Los riesgos principales incluyen la elevada volatilidad, la incertidumbre regulatoria y la competencia de otras blockchains de capa 1. También pueden afectar los riesgos técnicos del protocolo o la concentración de validadores. El mercado cripto es imprevisible: los rendimientos pasados no garantizan resultados futuros.
El flujo neto de entrada en exchanges suele determinar la volatilidad a corto plazo, mientras que la tasa de staking está más ligada a tendencias a largo plazo. Ambas métricas juntas ofrecen una visión completa del mercado.
NEAR Coin es el token nativo de NEAR Protocol, una blockchain rápida y escalable. NEAR Protocol destaca por su alto rendimiento (miles de transacciones por segundo), comisiones bajas y contratos inteligentes fáciles de usar, lo que la hace ideal para aplicaciones descentralizadas.

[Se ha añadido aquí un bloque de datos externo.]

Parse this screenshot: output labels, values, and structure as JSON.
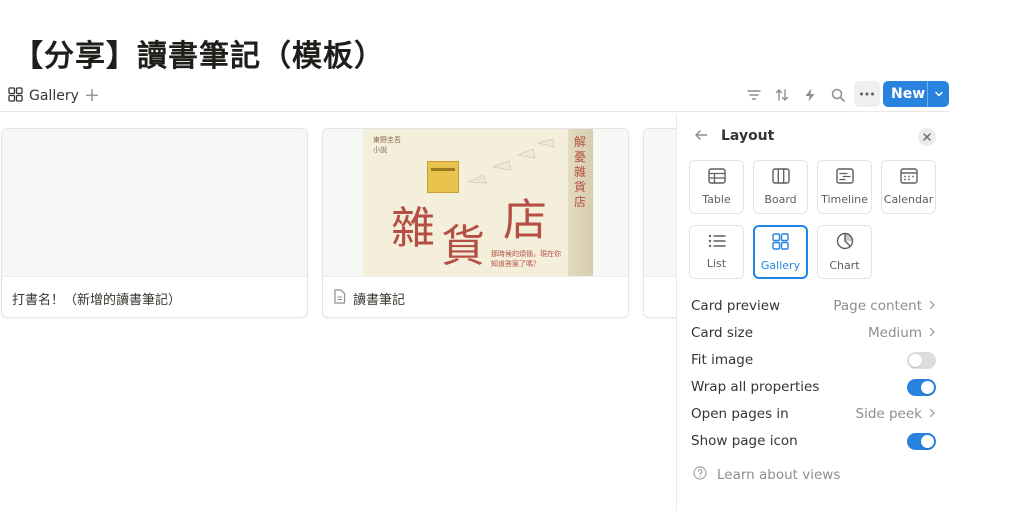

Puedes adquirir NEAR en exchanges de confianza previa verificación de identidad. Para mayor seguridad, almacena grandes cantidades en wallets frías. Protege tus tokens empleando monederos hardware o soluciones de almacenamiento offline.
En la actualidad, NEAR cotiza cerca de 1,135 USD, un 95 % por debajo de su máximo de 20,59 USD. El mercado mantiene una estructura bajista con resistencia en 1,6 USD. Los analistas a largo plazo proyectan 4-5 USD para 2026. La volatilidad a corto plazo sigue siendo alta; se requiere confirmación de ruptura antes de que surja potencial alcista.
NEAR Protocol proporciona mayor escalabilidad, menores costes de transacción y mayor velocidad que Ethereum y Solana. Combina alto rendimiento y seguridad robusta, convirtiéndose en una opción eficiente tanto para desarrolladores como para usuarios.
NEAR cuenta con una oferta total de 1 000 millones de tokens. La distribución tokenomics asigna el 17,2 % a subvenciones comunitarias, el 11,4 % a gastos operativos y el 10 % a donaciones de la fundación.
El ecosistema NEAR abarca proyectos de IA, monederos, trading, NFT y sistemas. Sus aplicaciones principales integran blockchain con inteligencia artificial, potenciando oportunidades en Crypto + IA en distintos sectores.
Bloquea tus tokens NEAR en una wallet y selecciona un validador para hacer staking. Las recompensas corresponden a los beneficios generados menos la comisión del validador. Cuanto menor sea la comisión, mayor será tu rentabilidad neta.
NEAR emplea consenso Proof of Stake (PoS), donde los validadores aseguran la red apostando tokens NEAR. La seguridad se mantiene mediante la participación de validadores y mecanismos de slashing, lo que hace económicamente inviable un ataque y protege la integridad de la red.